Mevziiye nişan alıp ateş etmeye çalıştım ama mermi çürük çıktı. Onun için eylem kaç dakika geç başladı. Yeni bir mermi taktım ve mevziiye nişan alıp ateş ettim. Mevzi imha oldu ve eylem başladı. Mirxan ve Serdem, saldırıya geçtiler. Ben de içinde B7 mermisi olan çantamı sırtıma alıp biraz daha ileriye gitmek isterken üç askerin bir mevziiye girdiğini gördüm. O mevziiyi imha etmek zorundaydım yoksa o askerler mevzilerin içine girmemize izin vermezlerdi.

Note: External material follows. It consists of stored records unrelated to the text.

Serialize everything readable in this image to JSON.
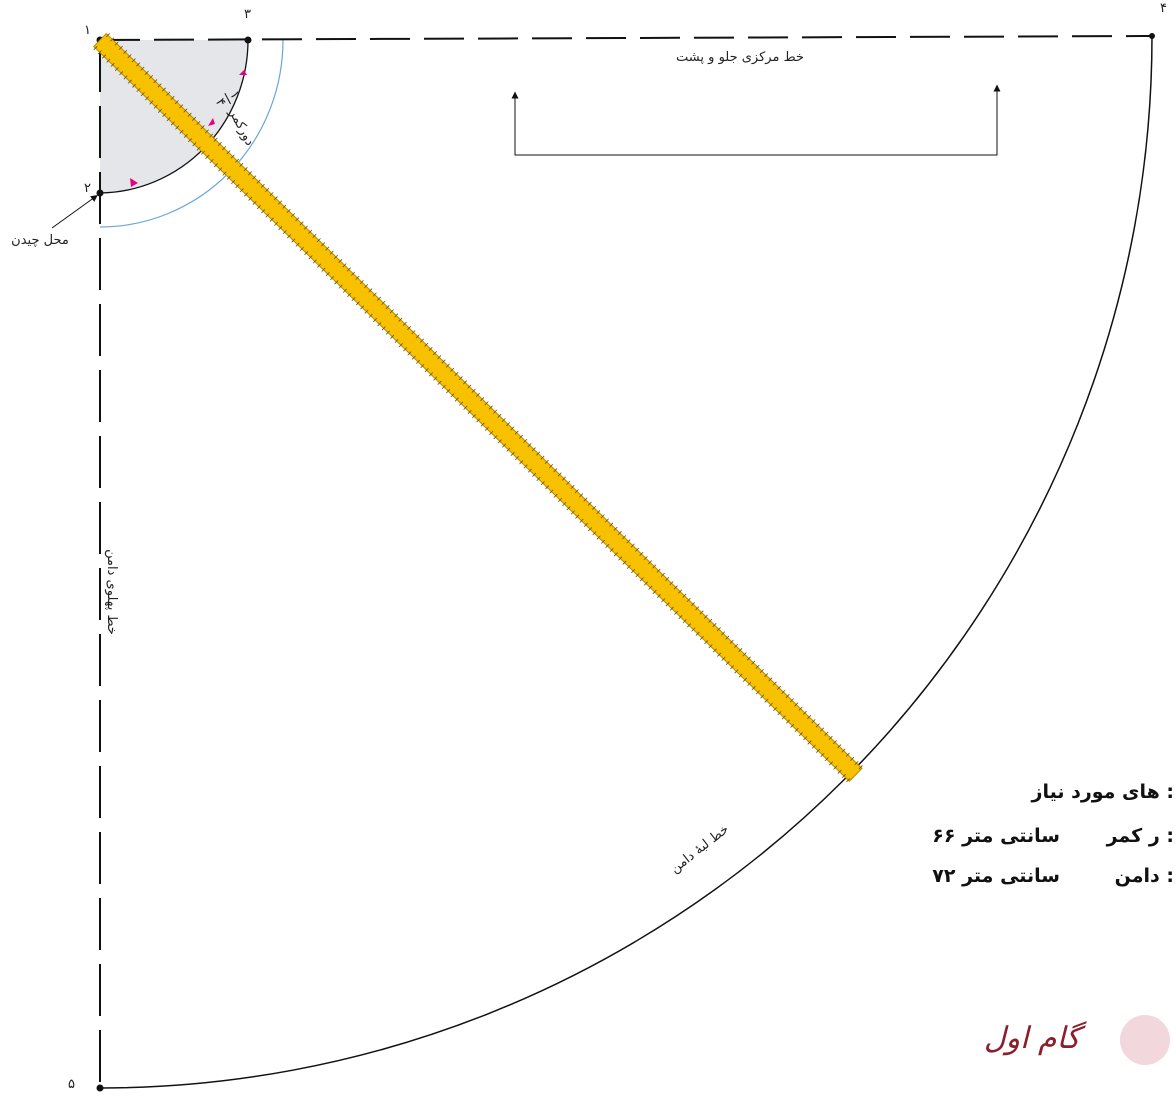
{
  "points": [
    "۱",
    "۲",
    "۳",
    "۴",
    "۵"
  ],
  "labels": {
    "center_line": "خط مرکزی جلو و پشت",
    "cut_place": "محل چیدن",
    "waist_fraction": {
      "numerator": "۱",
      "denominator": "۴",
      "text": "دورکمر"
    },
    "side_line": "خط پهلوی دامن",
    "hem_line": "خط لبهٔ دامن"
  },
  "measurements": {
    "title": "های مورد نیاز :",
    "rows": [
      [
        "ر کمر :",
        "۶۶ سانتی متر"
      ],
      [
        "دامن :",
        "۷۲ سانتی متر"
      ]
    ]
  },
  "logo": "گام اول"
}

Tekrar bir taşın arkasında durdum ve B7 silahına mermiyi taktım. Başımı kaldırdım ve o üç askerin girdiği mevziiye nişan alıp ateş ettim. Mevzi devre dışı kaldı. O arada arkadaşlarımla aramızda baya mesafe oluştu. Tam gitmeye hazırlanırken Mirxan ve Serdem gözden kayboldu ve mevzilerin içine girdiler. Bir yandan askerlerle çatışıyorum diğer yandan da arkadaşlara yetişmeye çalışıyorum.

ASKER BAĞIRIYORDU: GELİYORLAR!

Çatışma başladığında askerlerin bir kısmı kaçtı, bir kısmı da mevzilenip karşılık vermeye çalıştı. Mevzilerin içine girdiğimde az ötedeki mevzide bir asker, ‘İbrahim geliyorlar, İbrahim geliyorlar’ diye bağırıyordu. Daha fazla yüklendik mevzilere. Arkadaşlara ulaşmaya çalışırken Mirxan yaralanmıştı. Serdem de Mirxan’ı güvenli bir yere götürmek için çatışmanın olduğu yerden uzaklaştı.

KAYALARIN ARASINDA KALDIM

Bir askerin mevzide olduğunu fark ettim. Mermilerim bitmiş, kayaların arasında kalmış ve ne yapacağımı bilemiyordum. Bir müddet orada takılı kaldım, askerler de benim bulunduğum yeri tarıyordu. Bir Türk suikastçı beni hedef alıp bulunduğum yere ateş ediyordu. Bir anda ses kesildi ve başımı kaldırdığımda suikastçının cansız bedeni mevziinin aşağısına düşmüştü. O fırsattan yararlanarak geri çekildim ve aşağıya diğer gruptaki gerillaların yanına gittim. Savaşı koordine eden Bager, bağlantı kurup ‘artık geri çekilin, şimdilik bu kadarı yeterli’ dedi. Biz de kendilerini aşağıya bırakan Mirxan ve Serdem’e ulaşmaya çalıştık ve yetiştik. Eylem çok başarılıydı, büyük bir darbe vurup cesaretini kırdık.